No "The Day After Tomorrow" scenario: A popularised notion is that if the ocean circulation declines it could cause large cooling or, as in the case of the Hollywood movie The Day After Tomorrow, a new ice age. Although some cooling did occur locally south of Greenland when the circulation slowed, there was no evidence for really large cooling associated with these changes. It could be that human beings haven't been able to find it yet, but equally reasonable is that humankind simply don't get really big cooling as the ocean slows down because when it is really warm, sea ice cannot form, and this supercharges the cooling effect of ocean circulation changes. In any event, the super cooling or slide into the next ice age as popularised in a Hollywood blockbuster did not occur.

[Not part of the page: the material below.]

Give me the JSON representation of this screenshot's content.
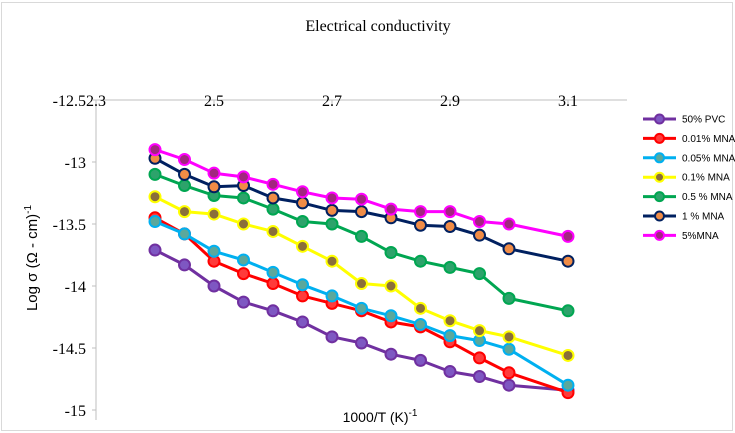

Will this happen to the future Earth? Many models have actually predicted a slow and gradual decline in North Atlantic circulation over the next century. However, different models offer widely different scenarios for what will happen in the future. While the climate of the last interglacial is not exactly what will be the case in a future greenhouse world, it does share some features, including being fresher and warmer by a few degrees Celsius in the northern Atlantic. Training models, if models can capture the types of changes we see in the past, may also be doing a good job at predicting the future. The seafloor evidence suggests that there were large and fast changes in circulation the last time the ocean looked the way it may look by the end of this century.
The Bjerknes Centre for Climate Research
The Bjerknes Centre for Climate Research (BCCR) is a cooperation on climate research among the four partners University of Bergen, Uni Research, the Institute of Marine Research and Nansen Environmental and Remote Sensing Centre, located in Bergen, Norway.
Key research themes are the climate system and climate changes in the past, present and future, caused by both natural and man-made changes.
The scientific staff consists of more than 150 researchers and scholars, who come from Norway and several other European countries, USA, Canada, China and several countries in Africa, Asia and South America.
The Bjerknes Centre is named after Vilhelm Bjerknes and his son Jacob Bjerknes, who were the leading figures of the Bergen School of the physics of atmosphere and ocean.